The above prices will serve as the end year numbers for reference purposes and show that whilst a lot of the damage to the oil price was done ahead of the fateful Opec meeting in late 2014, 2015 was nothing to write home about. WTI ended the year down $16.23 and Brent fared worse, down $20.05. Indeed in the last few days WTI has been at a premium to Brent whose blushes were spared with a New Year’s Eve rally to nip into the lead.

Oil prices have rallied a little in early 2016 trading, not on fundamentals but as the rift between Saudi Arabia and Iran grows following the execution in the KSA of a prominent Shi’ite Muslim cleric. Elsewhere the White House has ‘delayed plans’ to impose new financial sanctions on Iran but admits to ‘growing tensions’ with Iran over the nuclear deal brokered last year. Whilst the moves so far have been positive to remove sanctions, it is clear that there is no hurry to wave these through and there may be a modicum of relief to the oil market which is expecting something quite soon.

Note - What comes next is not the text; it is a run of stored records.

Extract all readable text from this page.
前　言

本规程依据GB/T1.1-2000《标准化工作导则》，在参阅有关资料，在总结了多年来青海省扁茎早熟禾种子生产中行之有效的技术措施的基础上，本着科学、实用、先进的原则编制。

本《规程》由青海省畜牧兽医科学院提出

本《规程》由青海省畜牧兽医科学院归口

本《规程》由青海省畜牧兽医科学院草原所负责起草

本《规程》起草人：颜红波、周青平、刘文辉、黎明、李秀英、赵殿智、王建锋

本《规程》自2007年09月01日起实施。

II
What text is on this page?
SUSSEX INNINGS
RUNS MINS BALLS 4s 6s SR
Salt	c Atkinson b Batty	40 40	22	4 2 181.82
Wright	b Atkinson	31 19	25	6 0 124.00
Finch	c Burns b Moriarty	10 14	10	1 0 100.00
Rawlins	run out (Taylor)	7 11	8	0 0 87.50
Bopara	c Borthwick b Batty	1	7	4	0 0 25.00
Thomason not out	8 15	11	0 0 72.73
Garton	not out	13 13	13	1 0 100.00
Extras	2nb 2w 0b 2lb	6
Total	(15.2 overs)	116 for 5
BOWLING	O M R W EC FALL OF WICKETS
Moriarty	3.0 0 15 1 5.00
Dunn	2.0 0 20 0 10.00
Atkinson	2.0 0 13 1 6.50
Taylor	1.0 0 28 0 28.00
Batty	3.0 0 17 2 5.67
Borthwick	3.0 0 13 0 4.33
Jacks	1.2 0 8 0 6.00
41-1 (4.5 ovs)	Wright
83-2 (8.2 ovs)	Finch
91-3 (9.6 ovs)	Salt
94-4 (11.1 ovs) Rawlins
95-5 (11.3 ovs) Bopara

On the numbers front there was a flurry of data at the end of last week, EIA inventory stats were poor, a build of 2.6m barrels of crude oil including a new record high at Cushing and gasoline and distillates built as well. The rig count showed a fall of two overall to 698 and oil also fell by two units to 536, hardly a new years gift. Finally Russia announced a new record of its own, producing 10.83m b/d.